Looking somewhat like the love child of a minotaur and a dinosaur, Pulgasari is not you're typical, everyday movie monster. Molded from rice by a wrongly imprisoned blacksmith (Ri Gwon) then brought to life by a droplet of blood shed by his industrious daughter (Chang Son Hui), the North Korean cousin of Godzilla is literally "of the people, for the people, by the people." After quickly growing from cute-and-squeaky squeeze toy to a growling, towering creature thanks to a diet of stick pins and swords, he becomes the mascot and war machine for a village of farmers fighting the royal army which wants to take all their tools, pots and pans and turn them into weapons. Naturally, the king (Pak Yong-hok) and his cohorts try everything they can to bring Pulgasari down -- a cage of fire, rockets to the eyeballs, a hailstorm of stones, a cannon shaped like a lion, even sorcery -- but the big man in the rubber suit will not be stopped from fighting the good fight alongside Inde (Ham Gi-sop), the bare-chested leader of the rebellion against the greedy government. And yes, you do get to see Pulgasari smash a few buildings along the way.

There's an interesting back story behind Pulgasari, too, as it's one of the movies-in-exile directed by Shin Sang-ok, the South Korean director, who along with his ex-wife/actress Choi Eun-hee, was kidnapped by Kim Jong-il -- the same Kim Jong-il who went on to become President of North Korea -- in an effort to strengthen his country's film industry. As producer of Pulgasari, Kim's efforts didn't stop with getting a famous expatriate director either. He also hired Japan's Toho Studio to help with special effects and had none other than Kenpachiro Satsuma, a Japanese performer who'd previously costumed up for Godzilla and other Kaiju monsters in his homeland, to play the title role.

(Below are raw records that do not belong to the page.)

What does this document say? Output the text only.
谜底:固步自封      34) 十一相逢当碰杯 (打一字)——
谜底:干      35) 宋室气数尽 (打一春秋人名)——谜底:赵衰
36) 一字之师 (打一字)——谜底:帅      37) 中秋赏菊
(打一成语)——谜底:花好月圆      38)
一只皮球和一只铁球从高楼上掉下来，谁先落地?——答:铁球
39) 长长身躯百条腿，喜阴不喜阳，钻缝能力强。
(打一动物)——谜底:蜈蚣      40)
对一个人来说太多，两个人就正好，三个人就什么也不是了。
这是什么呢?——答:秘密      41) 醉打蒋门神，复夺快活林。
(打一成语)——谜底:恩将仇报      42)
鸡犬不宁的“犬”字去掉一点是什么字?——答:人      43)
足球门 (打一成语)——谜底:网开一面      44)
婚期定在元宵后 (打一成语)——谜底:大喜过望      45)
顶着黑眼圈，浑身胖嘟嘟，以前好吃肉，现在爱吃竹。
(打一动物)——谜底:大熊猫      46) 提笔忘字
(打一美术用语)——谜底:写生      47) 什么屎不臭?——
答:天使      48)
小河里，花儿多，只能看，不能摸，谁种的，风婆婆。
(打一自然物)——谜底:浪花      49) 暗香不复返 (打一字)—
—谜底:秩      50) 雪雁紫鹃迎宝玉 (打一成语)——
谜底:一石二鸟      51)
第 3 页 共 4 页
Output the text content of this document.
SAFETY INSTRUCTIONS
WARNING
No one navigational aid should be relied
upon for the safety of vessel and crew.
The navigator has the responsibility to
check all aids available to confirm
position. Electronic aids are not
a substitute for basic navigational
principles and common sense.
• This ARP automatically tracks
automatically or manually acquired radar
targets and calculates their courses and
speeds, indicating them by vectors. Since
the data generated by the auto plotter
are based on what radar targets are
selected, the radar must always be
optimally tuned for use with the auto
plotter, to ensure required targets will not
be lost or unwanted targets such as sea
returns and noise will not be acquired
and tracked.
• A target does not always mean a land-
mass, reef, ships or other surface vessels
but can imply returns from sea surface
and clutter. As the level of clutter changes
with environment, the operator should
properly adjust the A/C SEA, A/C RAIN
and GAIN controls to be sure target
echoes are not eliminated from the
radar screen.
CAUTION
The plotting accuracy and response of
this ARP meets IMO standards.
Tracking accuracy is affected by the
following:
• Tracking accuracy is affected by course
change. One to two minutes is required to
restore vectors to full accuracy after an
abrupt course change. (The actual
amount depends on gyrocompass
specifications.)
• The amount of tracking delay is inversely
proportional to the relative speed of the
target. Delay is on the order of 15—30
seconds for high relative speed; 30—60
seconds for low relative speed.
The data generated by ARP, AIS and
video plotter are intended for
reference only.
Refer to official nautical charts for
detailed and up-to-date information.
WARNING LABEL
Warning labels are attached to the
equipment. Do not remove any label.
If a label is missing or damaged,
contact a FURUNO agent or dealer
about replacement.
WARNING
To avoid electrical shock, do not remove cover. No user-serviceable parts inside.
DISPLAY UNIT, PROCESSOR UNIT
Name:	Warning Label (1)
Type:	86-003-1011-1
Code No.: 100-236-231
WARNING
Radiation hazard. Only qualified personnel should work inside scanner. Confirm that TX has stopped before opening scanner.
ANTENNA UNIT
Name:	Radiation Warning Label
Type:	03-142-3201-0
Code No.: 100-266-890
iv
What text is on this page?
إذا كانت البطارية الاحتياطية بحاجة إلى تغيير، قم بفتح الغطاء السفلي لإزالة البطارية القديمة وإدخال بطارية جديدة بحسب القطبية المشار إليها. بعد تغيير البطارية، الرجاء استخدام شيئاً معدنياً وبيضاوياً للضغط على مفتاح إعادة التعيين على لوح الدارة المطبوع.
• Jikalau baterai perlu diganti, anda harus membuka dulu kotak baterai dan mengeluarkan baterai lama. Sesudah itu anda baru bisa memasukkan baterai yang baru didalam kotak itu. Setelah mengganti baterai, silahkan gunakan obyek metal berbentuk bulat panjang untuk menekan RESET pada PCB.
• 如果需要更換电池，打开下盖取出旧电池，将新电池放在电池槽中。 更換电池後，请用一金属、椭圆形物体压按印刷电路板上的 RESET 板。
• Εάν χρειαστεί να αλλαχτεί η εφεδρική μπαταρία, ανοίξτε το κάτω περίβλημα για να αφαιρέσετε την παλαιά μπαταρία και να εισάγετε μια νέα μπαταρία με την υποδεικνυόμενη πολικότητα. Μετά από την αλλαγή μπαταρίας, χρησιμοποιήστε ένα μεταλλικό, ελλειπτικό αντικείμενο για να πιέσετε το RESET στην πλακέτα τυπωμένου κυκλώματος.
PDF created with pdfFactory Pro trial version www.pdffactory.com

Intended as a polemic against capitalism, Pulgasari occasionally feels as though it's criticizing any totalitarian regime, which is ironic given Kim's role as executive producer. Even so this 1985 propaganda flick never screened outside the two Koreas until 1998 when it was finally shown in Japan. If you're looking for more of the late Kim's work as a film producer, check out The Schoolgirl's Diary, which -- like Pulgasari -- is currently available on YouTube of all places. You might not like his record as a "supreme leader" but as movie execs go, he's not half bad.